Neuropathic pain caused by spinal nerve transection (SNT) decreased the mechanical threshold and increased the frequency of response to acetone application. But, cold allodynia caused by SNT did not decrease the withdrawal frequency. Mechanical hyperalgesia caused by chronic inflammation was significantly reduced by both intraperitoneal and intra-articular injections of PEA.
These outcomes revealed that PEA might be effective in relieving inflammatory and neuropathic pain, especially pain induced by mechanical hyperalgesia, but not cold allodynia.
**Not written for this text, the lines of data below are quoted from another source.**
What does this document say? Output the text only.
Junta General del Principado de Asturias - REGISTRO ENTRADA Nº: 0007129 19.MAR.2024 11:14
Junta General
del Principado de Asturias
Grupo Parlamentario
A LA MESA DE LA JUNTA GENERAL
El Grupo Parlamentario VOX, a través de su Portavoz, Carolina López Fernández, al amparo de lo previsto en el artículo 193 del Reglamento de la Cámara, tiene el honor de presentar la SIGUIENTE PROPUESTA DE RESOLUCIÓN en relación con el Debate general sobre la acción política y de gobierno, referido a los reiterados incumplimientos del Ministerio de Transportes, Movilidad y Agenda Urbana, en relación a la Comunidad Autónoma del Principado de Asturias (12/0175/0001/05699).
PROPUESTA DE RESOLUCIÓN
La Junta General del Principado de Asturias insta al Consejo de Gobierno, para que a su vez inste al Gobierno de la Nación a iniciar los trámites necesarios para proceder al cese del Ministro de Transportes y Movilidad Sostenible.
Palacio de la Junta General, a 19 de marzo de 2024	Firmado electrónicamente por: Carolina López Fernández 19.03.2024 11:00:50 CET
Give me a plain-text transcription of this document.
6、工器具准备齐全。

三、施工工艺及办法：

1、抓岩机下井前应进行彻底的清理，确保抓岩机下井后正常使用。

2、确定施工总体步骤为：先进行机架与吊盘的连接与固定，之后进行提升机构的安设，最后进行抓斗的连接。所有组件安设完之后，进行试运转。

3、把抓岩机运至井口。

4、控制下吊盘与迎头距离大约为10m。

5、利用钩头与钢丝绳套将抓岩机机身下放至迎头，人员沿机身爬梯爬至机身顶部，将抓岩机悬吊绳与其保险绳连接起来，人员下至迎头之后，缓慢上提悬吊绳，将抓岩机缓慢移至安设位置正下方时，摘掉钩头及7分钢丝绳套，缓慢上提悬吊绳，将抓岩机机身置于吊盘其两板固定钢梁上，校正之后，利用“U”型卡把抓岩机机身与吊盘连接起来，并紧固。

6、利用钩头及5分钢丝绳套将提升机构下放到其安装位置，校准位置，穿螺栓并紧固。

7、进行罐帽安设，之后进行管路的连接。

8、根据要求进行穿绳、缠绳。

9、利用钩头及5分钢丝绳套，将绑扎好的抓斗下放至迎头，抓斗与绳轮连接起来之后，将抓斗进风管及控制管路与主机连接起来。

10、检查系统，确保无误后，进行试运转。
越来越多的证据表明,神经炎症在外周和中枢神经系统中以免疫细胞浸润、肥大细胞和神经胶质细胞激活以及炎症介质产生为特征,在慢性疼痛的诱导和维持中起重要作用。棕榈酰乙醇胺(PEA)是一种N-酰基乙醇胺类脂质,具有抗炎作用。相对于其抗炎作用,人们对其在慢性疼痛中的镇痛作用知之甚少。本研究旨在确定PEA是否能缓解慢性炎症性疼痛和神经性疼痛。
雄性Sprague-Dawley大鼠通过切断左侧L5和L6脊神经诱导神经性疼痛,或向膝关节滑膜腔内注射单碘乙酸诱导炎症性疼痛。为了评估疼痛程度,分别采用两种刺激——按压von Frey细丝和用丙酮浸湿——作用于大鼠足底表面,以测量机械敏感性和冷敏感性。通过评估行为反应来测量疼痛,包括爪子撤离反应阈值和刺激时的爪子撤离频率。
脊神经切断术(SNT)引起的神经性疼痛降低了机械阈值,增加了对丙酮刺激的反应频率。但是,SNT引起的冷觉异常并没有降低撤离频率。腹腔内和关节内注射PEA均显著降低了慢性炎症引起的机械性痛觉过敏。
这些结果表明,PEA可能有效缓解炎症性疼痛和神经性疼痛,尤其是由机械性痛觉过敏引起的疼痛,但对冷觉异常无效。